Hochstraße Elbmarsch: Sorge und Hoffnung
Nicht viel besser sieht es im Südwesten Hamburgs aus. Bevor sie in den Elbtunnel fahren, passieren die Autos auf der A7 die mit 4,3 Kilometern längste Straßenbrücke Deutschlands. Die 1974 fertiggestellte Brücke wirkt aber gar nicht als solche, sondern eher als Autobahn auf Stelzen. Ihre Bezeichnung "Hochstraße Elbmarsch" trägt dieser Tatsache Rechnung. Einige Abschnitte dieser Hochstraße landen hinsichtlich ihrer Tragfähigkeit in der schlechtesten Kategorie (V) und haben einen schlechten baulichen Zustand (Note 3). Auch hier gilt wie bei der A1: Ein Kollaps dieser wichtigen Nord-Süd-Achse hätte verheerende Folgen. Täglich rauschen rund 160.000 Autos durch den Elbtunnel. Ohne die Hochstraße wäre der Tunnel gar nicht zu erreichen. Was hier allerdings hoffnungsvoll stimmt: Seit 2020 laufen hier Bauarbeiten. Die Hochstraße wird umfassend saniert und auf acht Fahrstreifen erweitert. Die Maßnahme, die als eine der größten Brückenmodernisierungen in Deutschland gilt, soll 2028 abgeschlossen sein.

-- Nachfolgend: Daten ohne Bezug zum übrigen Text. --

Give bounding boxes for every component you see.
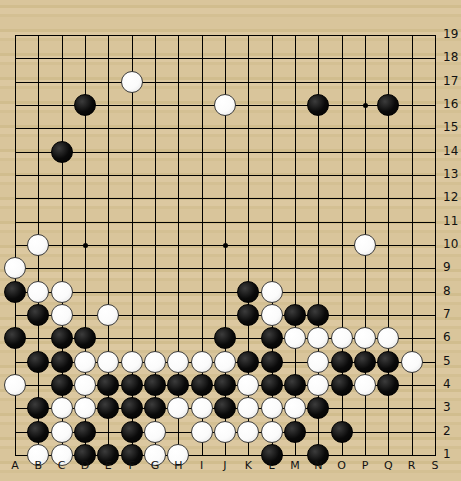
column-label-S: S [425, 459, 445, 472]
hoshi-point [223, 243, 228, 248]
column-label-K: K [238, 459, 258, 472]
white-stone-I5 [191, 351, 213, 373]
row-label-10: 10 [443, 237, 461, 251]
black-stone-O4 [331, 374, 353, 396]
column-label-C: C [52, 459, 72, 472]
black-stone-K8 [237, 281, 259, 303]
go-board: ABCDEFGHIJKLMNOPQRS191817161514131211109… [0, 0, 461, 481]
white-stone-E5 [97, 351, 119, 373]
row-label-5: 5 [443, 354, 461, 368]
black-stone-I4 [191, 374, 213, 396]
column-label-D: D [75, 459, 95, 472]
row-label-2: 2 [443, 424, 461, 438]
column-label-I: I [192, 459, 212, 472]
black-stone-C4 [51, 374, 73, 396]
black-stone-Q5 [377, 351, 399, 373]
black-stone-J4 [214, 374, 236, 396]
row-label-18: 18 [443, 50, 461, 64]
black-stone-C6 [51, 327, 73, 349]
white-stone-G2 [144, 421, 166, 443]
column-label-E: E [98, 459, 118, 472]
black-stone-O5 [331, 351, 353, 373]
black-stone-K5 [237, 351, 259, 373]
white-stone-J16 [214, 94, 236, 116]
row-label-7: 7 [443, 307, 461, 321]
white-stone-K2 [237, 421, 259, 443]
black-stone-D16 [74, 94, 96, 116]
white-stone-C7 [51, 304, 73, 326]
black-stone-L4 [261, 374, 283, 396]
white-stone-P10 [354, 234, 376, 256]
column-label-G: G [145, 459, 165, 472]
row-label-13: 13 [443, 167, 461, 181]
white-stone-C3 [51, 397, 73, 419]
black-stone-G4 [144, 374, 166, 396]
black-stone-P5 [354, 351, 376, 373]
white-stone-F17 [121, 71, 143, 93]
row-label-6: 6 [443, 330, 461, 344]
black-stone-M2 [284, 421, 306, 443]
white-stone-B8 [27, 281, 49, 303]
black-stone-B2 [27, 421, 49, 443]
white-stone-D5 [74, 351, 96, 373]
white-stone-C8 [51, 281, 73, 303]
white-stone-J2 [214, 421, 236, 443]
column-label-N: N [308, 459, 328, 472]
column-label-R: R [402, 459, 422, 472]
white-stone-F5 [121, 351, 143, 373]
white-stone-D4 [74, 374, 96, 396]
white-stone-L8 [261, 281, 283, 303]
column-label-M: M [285, 459, 305, 472]
white-stone-L7 [261, 304, 283, 326]
white-stone-R5 [401, 351, 423, 373]
row-label-3: 3 [443, 400, 461, 414]
row-label-1: 1 [443, 447, 461, 461]
white-stone-J5 [214, 351, 236, 373]
black-stone-D2 [74, 421, 96, 443]
hoshi-point [363, 103, 368, 108]
black-stone-C5 [51, 351, 73, 373]
black-stone-C14 [51, 141, 73, 163]
white-stone-P4 [354, 374, 376, 396]
white-stone-H5 [167, 351, 189, 373]
white-stone-C2 [51, 421, 73, 443]
black-stone-F3 [121, 397, 143, 419]
white-stone-L3 [261, 397, 283, 419]
column-label-B: B [28, 459, 48, 472]
row-label-12: 12 [443, 190, 461, 204]
black-stone-L6 [261, 327, 283, 349]
row-label-14: 14 [443, 144, 461, 158]
column-label-P: P [355, 459, 375, 472]
row-label-9: 9 [443, 260, 461, 274]
row-label-16: 16 [443, 97, 461, 111]
white-stone-G5 [144, 351, 166, 373]
column-label-A: A [5, 459, 25, 472]
white-stone-L2 [261, 421, 283, 443]
hoshi-point [83, 243, 88, 248]
column-label-F: F [122, 459, 142, 472]
white-stone-O6 [331, 327, 353, 349]
column-label-L: L [262, 459, 282, 472]
black-stone-F2 [121, 421, 143, 443]
column-label-J: J [215, 459, 235, 472]
white-stone-A4 [4, 374, 26, 396]
black-stone-O2 [331, 421, 353, 443]
black-stone-A8 [4, 281, 26, 303]
row-label-11: 11 [443, 214, 461, 228]
white-stone-N5 [307, 351, 329, 373]
row-label-17: 17 [443, 74, 461, 88]
row-label-19: 19 [443, 27, 461, 41]
column-label-O: O [332, 459, 352, 472]
black-stone-M7 [284, 304, 306, 326]
row-label-4: 4 [443, 377, 461, 391]
black-stone-L5 [261, 351, 283, 373]
black-stone-B5 [27, 351, 49, 373]
white-stone-I3 [191, 397, 213, 419]
black-stone-F4 [121, 374, 143, 396]
column-label-Q: Q [378, 459, 398, 472]
white-stone-I2 [191, 421, 213, 443]
row-label-15: 15 [443, 120, 461, 134]
row-label-8: 8 [443, 284, 461, 298]
black-stone-M4 [284, 374, 306, 396]
column-label-H: H [168, 459, 188, 472]
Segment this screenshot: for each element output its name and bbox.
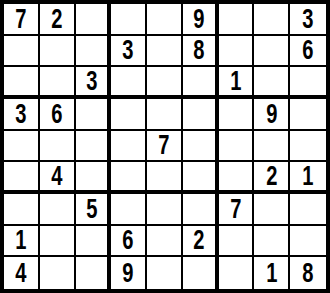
cell-r5c3[interactable] <box>76 131 112 163</box>
cell-r6c4[interactable] <box>111 162 147 194</box>
given-digit: 3 <box>123 36 134 64</box>
cell-r7c5[interactable] <box>147 194 183 226</box>
cell-r4c9[interactable] <box>290 99 326 131</box>
given-digit: 1 <box>302 162 313 190</box>
given-digit: 4 <box>15 259 26 287</box>
given-digit: 3 <box>86 67 97 95</box>
cell-r1c4[interactable] <box>111 4 147 36</box>
cell-r2c5[interactable] <box>147 36 183 68</box>
cell-r9c7[interactable] <box>219 257 255 289</box>
cell-r6c3[interactable] <box>76 162 112 194</box>
cell-r9c1: 4 <box>4 257 40 289</box>
cell-r6c1[interactable] <box>4 162 40 194</box>
cell-r3c1[interactable] <box>4 67 40 99</box>
cell-r1c7[interactable] <box>219 4 255 36</box>
cell-r7c7: 7 <box>219 194 255 226</box>
cell-r8c4: 6 <box>111 226 147 258</box>
cell-r3c9[interactable] <box>290 67 326 99</box>
cell-r4c5[interactable] <box>147 99 183 131</box>
cell-r4c6[interactable] <box>183 99 219 131</box>
given-digit: 7 <box>158 131 169 159</box>
cell-r4c7[interactable] <box>219 99 255 131</box>
cell-r5c4[interactable] <box>111 131 147 163</box>
cell-r8c2[interactable] <box>40 226 76 258</box>
cell-r9c3[interactable] <box>76 257 112 289</box>
cell-r6c9: 1 <box>290 162 326 194</box>
cell-r4c2: 6 <box>40 99 76 131</box>
given-digit: 7 <box>230 195 241 223</box>
cell-r1c1: 7 <box>4 4 40 36</box>
cell-r8c7[interactable] <box>219 226 255 258</box>
cell-r1c9: 3 <box>290 4 326 36</box>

Bewertung nach dem Traglastindex
Der Traglastindex ist ein Vergleich zwischen der eigentlich erforderlichen (Soll-Traglast) und der tatsächlichen Tragfähigkeit (Ist-Traglast) einer Brücke. Der Soll-Wert zeigt, welche Last eine Brücke eigentlich tragen soll. Dabei spielt die Verkehrsdichte eine wichtige Rolle. Der Traglastindex drückt aus, wie stark der Unterschied zwischen der erforderlichen und der tatsächlichen Belastung ist. Mit anderen Worten: Es geht darum, für welche Belastung eine Brücke ursprünglich ausgelegt war und welche Last sie heutzutage geeignet ist? Für die Berechnung des Index werden Kriterien wie das Baujahr, das verwendete Material und das Verkehrsaufkommen herangezogen. Der beste Wert ist 1, der schlechteste 5. Eine Brücke hat oft mehrere Teile, die aber einzeln bewertet werden.